I would like to create a boxplot that contains some missing values in Julia. Here is some reproducible code:
using DataFrames
using StatsPlots
df = DataFrame(y = [1,2,3,2,1,2,4,NaN,NaN,2,1])
boxplot(df[!, "y"])
Output:
ArgumentError: quantiles are undefined in presence of NaNs or missing values
I know that the error happens because of the NaN
values, but is there not an option in boxplot
to still plot the values instead of removing the missing values beforehand? I would assume that it might be designed in a way that it works in presence of missing values. In R it will still plot the boxplot, so I was wondering why in Julia
you must remove these missing values and what is an appropriate way to do this?
so I was wondering why in Julia you must remove these missing values
So the general reason is difference in philosophy of design behind R and Julia.
R was designed to be maximally convenient at the risk of doing an incorrect thing sometimes. It tries to guess what you most likely want and does this. In this case - you most likely want NaN
values to be ignored.
Julia is designed for safety and production use. If you have NaN
in your data it means that data preparation process had some serious issue (like division of 0 by 0). In production scenarios you want your code to error in such cases as otherwise it is hard to identify the root cause of the issue.
Now, seconding what Dan Getz commented - most likely your NaN
is actually missing
(as you refer to it as missing).
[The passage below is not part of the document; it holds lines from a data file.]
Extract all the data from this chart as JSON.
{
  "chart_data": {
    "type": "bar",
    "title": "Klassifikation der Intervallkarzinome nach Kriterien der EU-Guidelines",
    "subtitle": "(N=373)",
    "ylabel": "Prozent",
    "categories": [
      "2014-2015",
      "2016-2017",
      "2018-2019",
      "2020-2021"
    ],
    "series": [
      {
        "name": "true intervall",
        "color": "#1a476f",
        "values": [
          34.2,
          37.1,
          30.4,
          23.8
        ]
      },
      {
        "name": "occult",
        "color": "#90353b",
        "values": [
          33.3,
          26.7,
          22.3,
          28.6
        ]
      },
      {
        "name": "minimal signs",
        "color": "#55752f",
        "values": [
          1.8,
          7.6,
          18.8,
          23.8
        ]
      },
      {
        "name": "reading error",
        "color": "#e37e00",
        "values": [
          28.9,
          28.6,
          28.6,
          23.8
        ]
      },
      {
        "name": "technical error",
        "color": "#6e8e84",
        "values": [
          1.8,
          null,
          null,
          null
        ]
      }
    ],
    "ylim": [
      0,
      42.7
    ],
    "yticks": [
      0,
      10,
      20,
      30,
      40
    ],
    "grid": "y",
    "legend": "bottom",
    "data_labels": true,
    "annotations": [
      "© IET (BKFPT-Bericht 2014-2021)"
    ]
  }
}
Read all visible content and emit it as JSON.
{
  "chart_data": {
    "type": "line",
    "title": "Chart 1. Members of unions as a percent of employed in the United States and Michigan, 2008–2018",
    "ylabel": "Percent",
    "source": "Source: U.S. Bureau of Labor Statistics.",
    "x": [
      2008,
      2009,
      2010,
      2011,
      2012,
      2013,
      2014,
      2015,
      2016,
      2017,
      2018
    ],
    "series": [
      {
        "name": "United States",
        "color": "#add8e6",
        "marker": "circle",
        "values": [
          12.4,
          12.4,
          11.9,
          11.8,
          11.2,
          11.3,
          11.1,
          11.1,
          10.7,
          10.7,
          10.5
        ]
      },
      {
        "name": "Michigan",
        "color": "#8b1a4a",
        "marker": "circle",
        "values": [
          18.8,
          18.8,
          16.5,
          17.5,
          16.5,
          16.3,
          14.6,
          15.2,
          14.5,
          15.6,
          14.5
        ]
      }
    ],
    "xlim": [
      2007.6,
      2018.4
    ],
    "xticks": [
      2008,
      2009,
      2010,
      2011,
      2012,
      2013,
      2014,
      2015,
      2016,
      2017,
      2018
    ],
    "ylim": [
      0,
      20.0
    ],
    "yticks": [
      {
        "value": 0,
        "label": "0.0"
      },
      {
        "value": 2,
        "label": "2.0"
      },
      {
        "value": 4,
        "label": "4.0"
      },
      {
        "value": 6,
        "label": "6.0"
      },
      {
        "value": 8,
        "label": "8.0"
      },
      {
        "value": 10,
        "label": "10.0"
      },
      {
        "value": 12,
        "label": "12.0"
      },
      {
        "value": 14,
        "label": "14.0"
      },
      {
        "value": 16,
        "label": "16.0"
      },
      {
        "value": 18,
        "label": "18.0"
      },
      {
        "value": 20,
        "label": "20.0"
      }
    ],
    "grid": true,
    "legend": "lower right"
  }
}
These two should not be mixed and have a significantly different interpretation. NaN
is a value that is undefined or unrepresentable, especially in floating-point arithmetic (e.g. 0 divided by 0). While missing
is a value that is missing (e.g. we have not collected a measurement).
Still - even if your data contained missing
you would get an error for the same safety reason.
what is an appropriate way to do this?
NaN
s are very rare in practice, so what Dan Getz recommended is a typical way to filter them. Other would be [x for x in df.y if !isnan(x)]
.
If you had missing
values in your data (as this is most likely what you want) you should write boxplot(skipmissing(df.y))
.